I laughed, and replied: “Lophius piscatorius swims through the liquid continent, the great green, the inner sea, the corrupting sea, the bitter sea, but, most important, the Sea of Sunken Hopes, the sea of refugees.”

My words cut the jovial mood. Ludo’s eyes swept through the waters. He took a few steps back. He regarded me anxiously. He was preparing to ask the most conclusive question of all. “More important, when will you say the great and coherent yes to life?”

A deep silence ensued. In that chasm, I heard Nietzsche: A soul that knows it is loved but does not itself love betrays its sediment: what is at the bottom comes up.

Ludo, having posed his question, leaned against the engine of the plane. A school of pink fish swam through the gaps between the blades. His blond curls were floating in the saline water. He looked at me in that special way of his, with a petulant pout; he was sulking again.

“Ludo,” I protested. “We have to keep walking. We have to keep raking the bed of this inner sea.” But he refused to move.

“Then why not bring it all to an end?” he asked reluctantly. “Why this obstinate perseverance to live a life you are not committed to?”

The monkfish swam over the wings of the plane. I watched it pump the water out of its gills and carve its way through the water in sections. We can only conquer life a little at a time, I considered. There will always be a remainder out of reach. We have to make our peace with that. Would I make my peace? Would I conquer? I wanted to dig my head in the sand.

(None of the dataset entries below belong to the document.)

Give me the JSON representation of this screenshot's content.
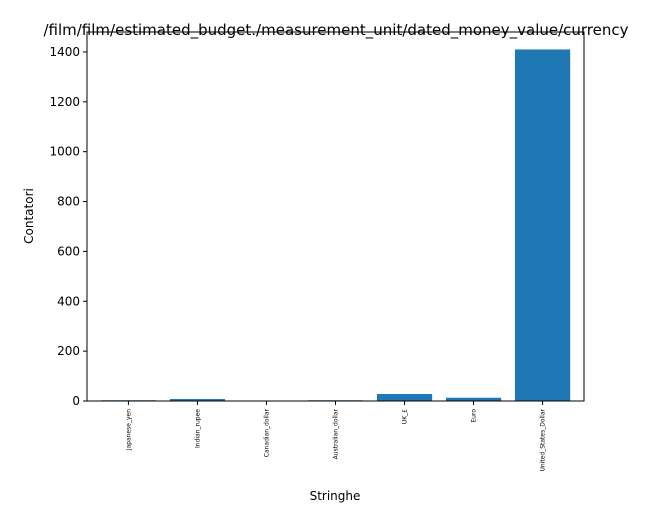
{
  "chart_data": {
    "type": "bar",
    "title": "/film/film/estimated_budget./measurement_unit/dated_money_value/currency",
    "xlabel": "Stringhe",
    "ylabel": "Contatori",
    "categories": [
      "Japanese_yen",
      "Indian_rupee",
      "Canadian_dollar",
      "Australian_dollar",
      "UK_£",
      "Euro",
      "United_States_Dollar"
    ],
    "values": [
      3,
      8,
      1,
      3,
      28,
      13,
      1410
    ],
    "ylim": [
      0,
      1480
    ],
    "yticks": [
      0,
      200,
      400,
      600,
      800,
      1000,
      1200,
      1400
    ],
    "bar_color": "#1f77b4",
    "grid": false,
    "legend": "none"
  }
}
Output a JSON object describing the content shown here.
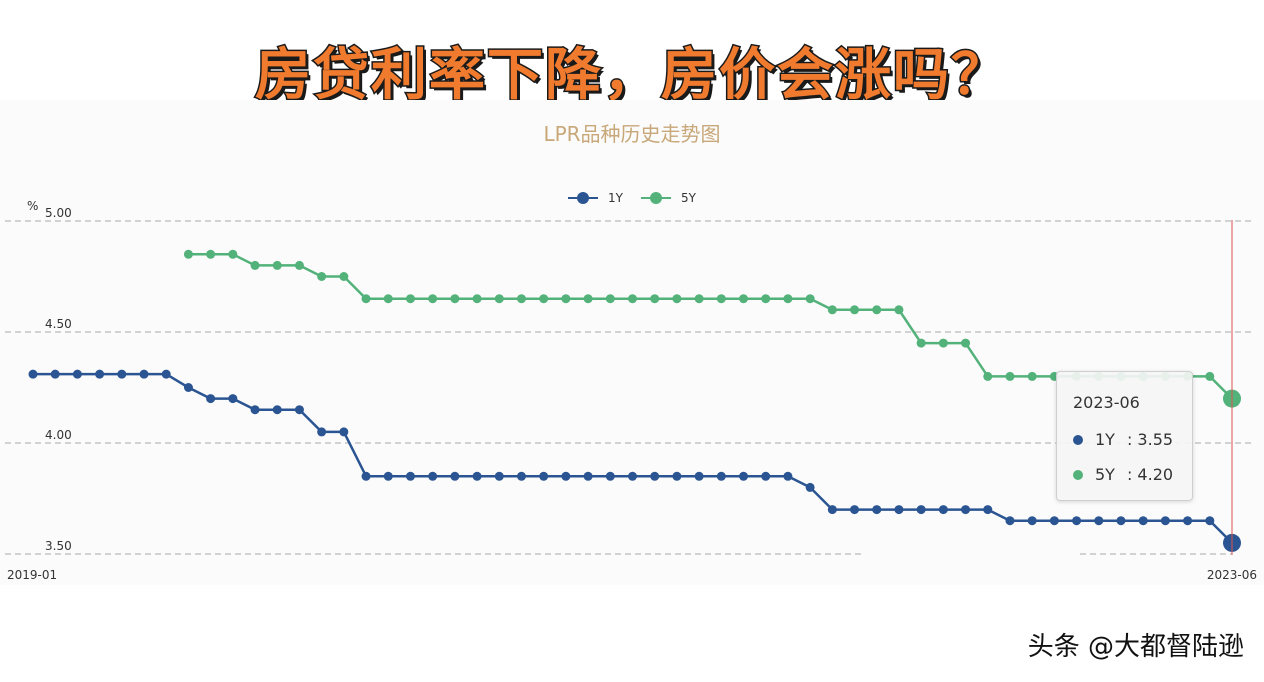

Suddenly, as I looked at Ludo, I realized he was upset with himself for loving someone who hadn’t yet managed to land on earth. To cheer him up, I swam over and perched on the nose of the plane. I said: “Ludovico Bembo, I came down to this earth through the same canal as everyone else: my mother’s vagina. In that regard, I am like everyone else. But in other respects, I am unique. I arrived physically, but there was a part of me that lingered behind. My descent was incomplete. This incompleteness, this gap, was widened by the cruel facts of my life, its elusive calamity, the cultural assassination of my ancestors, the psychological massacre of exile, the physical and transcendental homelessness that has marked my life. But don’t worry, I am an irregular genius who is in the process of synchronizing her multiple minds in order to acquire the privilege to rise in the morning and say a great and coherent yes to life.”

I expected him to come back with a rebuttal, but he just tossed his head back and laughed. We walked side by side through the seabed, raking the void.